SCOT-HEART radiomic plaque phenotyping:
– Over a median follow-up of 8.6 years, 82 patients suffered fatal or nonfatal MI.
– Fifteen eigen radiomic features were linked with MI in univariate analysis; eight retained significance after adjusting for cardiovascular risk score and plaque burden.
– Adding plaque burden metrics to clinical models yielded modest predictive performance (C-statistic 0.70).
– Incorporating eigen radiomic features significantly elevated model accuracy (C-statistic 0.74), with enhanced predictive value seen from year 5 onwards.
Expert Commentary
These findings reinforce the utility of coronary CTA in the management of stable chest pain, particularly among patients with low but non-negligible risk of CAD. While CTA did not reduce events universally, targeted testing based on RF-CL stratification enhanced prognostic precision and patient outcomes, reducing myocardial infarction or death in the low-likelihood group. The modest NNT suggests efficient resource use in this subgroup.

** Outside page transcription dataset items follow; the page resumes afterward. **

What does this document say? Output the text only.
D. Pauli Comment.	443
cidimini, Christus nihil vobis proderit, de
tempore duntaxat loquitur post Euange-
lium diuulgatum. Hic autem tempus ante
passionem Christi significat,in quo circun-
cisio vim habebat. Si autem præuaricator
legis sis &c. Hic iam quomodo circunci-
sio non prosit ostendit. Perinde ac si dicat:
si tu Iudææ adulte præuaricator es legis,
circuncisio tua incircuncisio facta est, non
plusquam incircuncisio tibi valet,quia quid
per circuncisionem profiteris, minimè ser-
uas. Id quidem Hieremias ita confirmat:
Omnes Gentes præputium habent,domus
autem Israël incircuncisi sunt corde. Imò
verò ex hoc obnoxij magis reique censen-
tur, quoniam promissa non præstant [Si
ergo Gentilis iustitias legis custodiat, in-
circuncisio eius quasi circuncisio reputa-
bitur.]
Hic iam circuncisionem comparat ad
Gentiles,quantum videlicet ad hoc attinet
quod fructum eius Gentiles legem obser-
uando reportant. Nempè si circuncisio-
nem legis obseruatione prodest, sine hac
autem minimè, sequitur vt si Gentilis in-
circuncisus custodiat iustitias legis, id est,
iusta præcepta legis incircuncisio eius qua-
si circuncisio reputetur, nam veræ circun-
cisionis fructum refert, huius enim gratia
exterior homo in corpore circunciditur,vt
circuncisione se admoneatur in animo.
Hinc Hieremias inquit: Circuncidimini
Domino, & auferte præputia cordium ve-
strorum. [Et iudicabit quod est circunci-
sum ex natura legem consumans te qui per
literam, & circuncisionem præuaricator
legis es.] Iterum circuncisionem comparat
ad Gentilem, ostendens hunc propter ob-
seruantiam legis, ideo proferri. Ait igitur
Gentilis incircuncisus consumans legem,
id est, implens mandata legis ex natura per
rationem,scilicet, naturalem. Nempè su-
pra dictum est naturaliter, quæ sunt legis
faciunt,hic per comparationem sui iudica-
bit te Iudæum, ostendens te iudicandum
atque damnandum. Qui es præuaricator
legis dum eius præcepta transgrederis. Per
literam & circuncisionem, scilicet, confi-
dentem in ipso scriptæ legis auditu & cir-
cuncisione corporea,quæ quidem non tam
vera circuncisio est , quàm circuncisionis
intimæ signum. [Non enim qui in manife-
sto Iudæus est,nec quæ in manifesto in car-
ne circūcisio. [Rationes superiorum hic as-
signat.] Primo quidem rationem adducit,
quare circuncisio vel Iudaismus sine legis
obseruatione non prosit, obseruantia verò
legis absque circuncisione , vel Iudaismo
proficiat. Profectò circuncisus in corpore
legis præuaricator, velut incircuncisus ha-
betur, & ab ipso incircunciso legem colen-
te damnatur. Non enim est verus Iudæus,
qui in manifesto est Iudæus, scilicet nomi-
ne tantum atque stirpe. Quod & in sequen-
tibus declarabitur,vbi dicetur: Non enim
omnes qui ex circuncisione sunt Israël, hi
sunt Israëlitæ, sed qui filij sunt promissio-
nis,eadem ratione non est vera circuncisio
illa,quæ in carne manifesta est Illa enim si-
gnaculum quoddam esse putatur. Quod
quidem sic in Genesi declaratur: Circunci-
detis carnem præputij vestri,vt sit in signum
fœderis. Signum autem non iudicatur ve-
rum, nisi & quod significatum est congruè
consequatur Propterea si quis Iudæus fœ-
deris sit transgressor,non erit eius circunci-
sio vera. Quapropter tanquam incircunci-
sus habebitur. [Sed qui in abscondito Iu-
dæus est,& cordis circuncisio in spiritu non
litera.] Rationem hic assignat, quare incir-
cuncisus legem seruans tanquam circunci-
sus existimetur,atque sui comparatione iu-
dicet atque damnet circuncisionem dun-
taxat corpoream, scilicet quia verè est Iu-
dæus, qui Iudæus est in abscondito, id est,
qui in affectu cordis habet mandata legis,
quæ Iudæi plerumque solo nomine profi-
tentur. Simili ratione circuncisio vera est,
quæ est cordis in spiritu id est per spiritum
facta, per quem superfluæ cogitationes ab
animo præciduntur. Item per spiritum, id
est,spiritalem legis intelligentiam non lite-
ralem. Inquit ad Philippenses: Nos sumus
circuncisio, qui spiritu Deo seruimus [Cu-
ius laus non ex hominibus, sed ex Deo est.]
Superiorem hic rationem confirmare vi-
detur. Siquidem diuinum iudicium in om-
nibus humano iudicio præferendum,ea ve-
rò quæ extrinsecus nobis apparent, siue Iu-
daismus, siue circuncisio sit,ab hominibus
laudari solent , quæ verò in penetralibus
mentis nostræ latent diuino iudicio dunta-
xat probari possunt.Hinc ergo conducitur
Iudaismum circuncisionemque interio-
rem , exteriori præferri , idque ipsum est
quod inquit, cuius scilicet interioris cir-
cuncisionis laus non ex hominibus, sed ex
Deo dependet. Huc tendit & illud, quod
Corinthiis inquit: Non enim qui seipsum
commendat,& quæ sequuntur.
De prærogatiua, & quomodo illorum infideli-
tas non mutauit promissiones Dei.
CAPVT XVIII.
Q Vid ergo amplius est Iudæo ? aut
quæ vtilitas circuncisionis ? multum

The innovative use of radiomics to dissect plaque morphology heralds a new era in cardiovascular risk prediction. Beyond simple plaque burden quantification, radiomic phenotyping captures complex textural and morphological features predictive of plaque vulnerability and future events. This precision approach could refine personalized risk stratification and guide tailored preventive strategies.
Limitations include the observational nature of the radiomic analyses, which require prospective validation, and the challenge of integrating complex radiomic data into routine clinical workflows. Nonetheless, these trials provide compelling evidence supporting a paradigm shift toward imaging and computational phenotyping to optimize stable chest pain evaluation.
Conclusions
In summary, coronary CTA combined with risk factor weighted clinical likelihood stratification improves risk prediction and outcomes in patients presenting with new-onset stable chest pain, especially those with low clinical likelihood of obstructive CAD. Advanced radiomic plaque phenotyping further refines long-term myocardial infarction risk beyond traditional clinical and imaging markers. These findings support a more nuanced, personalized diagnostic approach incorporating clinical risk models and sophisticated imaging analytics to better identify patients at risk, improve prognosis, and guide management.
References
Rasmussen LD, Schmidt SE, Knuuti J, Vrints C, Bøttcher M, Foldyna B, Williams MC, Newby DE, Douglas PS, Winther S. Clinical risk prediction, coronary computed tomography angiography, and cardiovascular events in new-onset chest pain: the PROMISE and SCOT-HEART trials. Eur Heart J. 2025 Feb 3;46(5):473-483. doi: 10.1093/eurheartj/ehae742.
Kolossváry M, Lin A, Kwiecinski J, Cadet S, Slomka PJ, Newby DE, Dweck MR, Williams MC, Dey D. Coronary Plaque Radiomic Phenotypes Predict Fatal or Nonfatal Myocardial Infarction: Analysis of the SCOT-HEART Trial. JACC Cardiovasc Imaging. 2025 Mar;18(3):308-319. doi: 10.1016/j.jcmg.2024.08.012.